Following our choice of base polyhedron, in this case the icosahedron, the portion of it, in this case the upper half, and the face pattern, in this case a pattern of 16 triangles to each face, we then have a variety of projection variations to choose from. Projection refers to the way in which our choice of now-patterned polyhedron is projected on to a surface, and also to the choice of surface. Here we shall be using projection outwards in all directions away from a chosen point, but we will be looking at projection on to a variety of different surfaces.

Projection on to a Sphere from the centre of the Icosahedron

Here our half icosahedron becomes a hemisphere and all our triangles are projected evenly. The point of projection is the centre of the original icosahedron.

Projection on to a Sphere from above the centre of the Icosahedron

Here our half-icosahedron becomes more than a hemisphere, and the triangles are projected unevenly, because the point of projection is now closer to the top of the original icosahedron

Projection on to a Sphere from above the centre of the Icosahedron, and to one side

Here our dome again becomes more than a hemisphere and the triangles are all biased towards the point of projection.

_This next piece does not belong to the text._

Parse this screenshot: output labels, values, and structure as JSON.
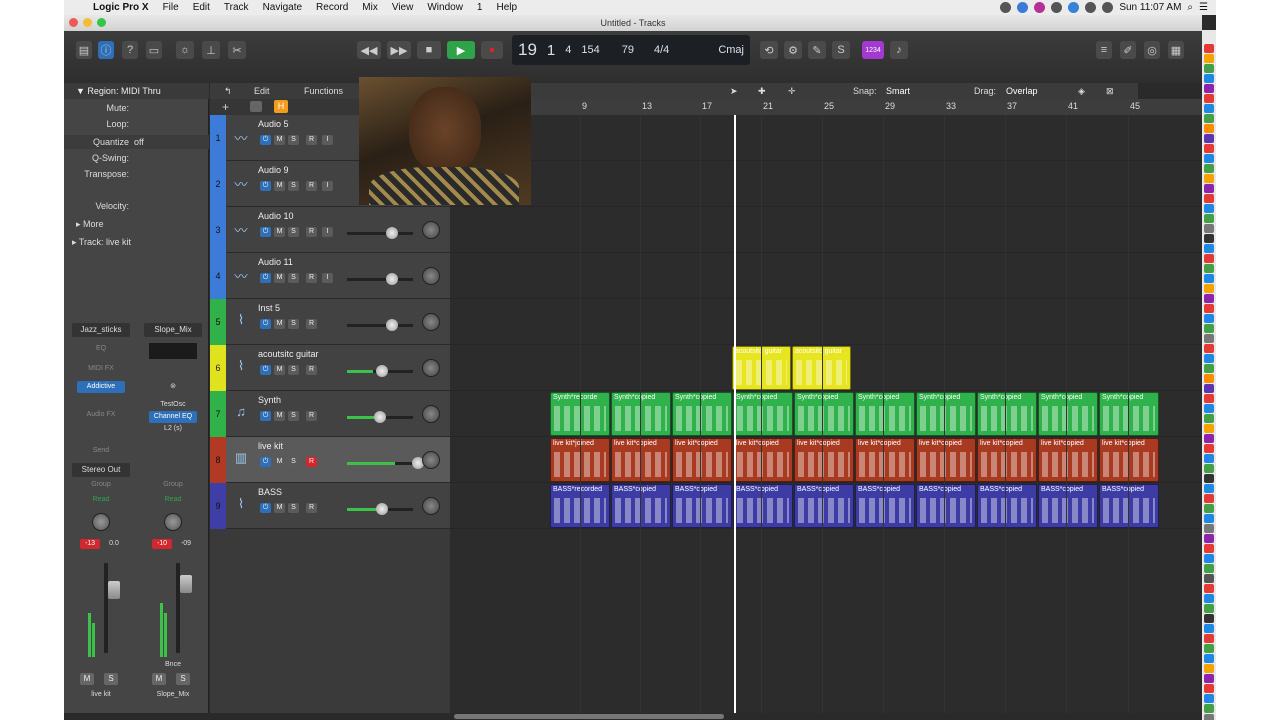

Projection on to an Ellipsoid

Here the original sphere onto which the Icosahedron has been projected has been
elongated both horizontally and vertically. The projection is central.

Projection on to an Ellipsoid

This is another version of a central projection on to an ellipsoid

Projection onto a Paraboloid

This time the surface onto which we are projecting is a paraboloid.

Projection onto an Elliptical Paraboloid

Now our surface is an elliptical paraboloid. This is again a central projection.

Projection onto a Hyperboic Paraboloid

Now our surface is a hyperbolic paraboloid.

Projection onto a Cone

Here our surface is a cone.

Projection onto an Elliptical Cone

Now our surface is a cone that is stretched both vertically and horizontally.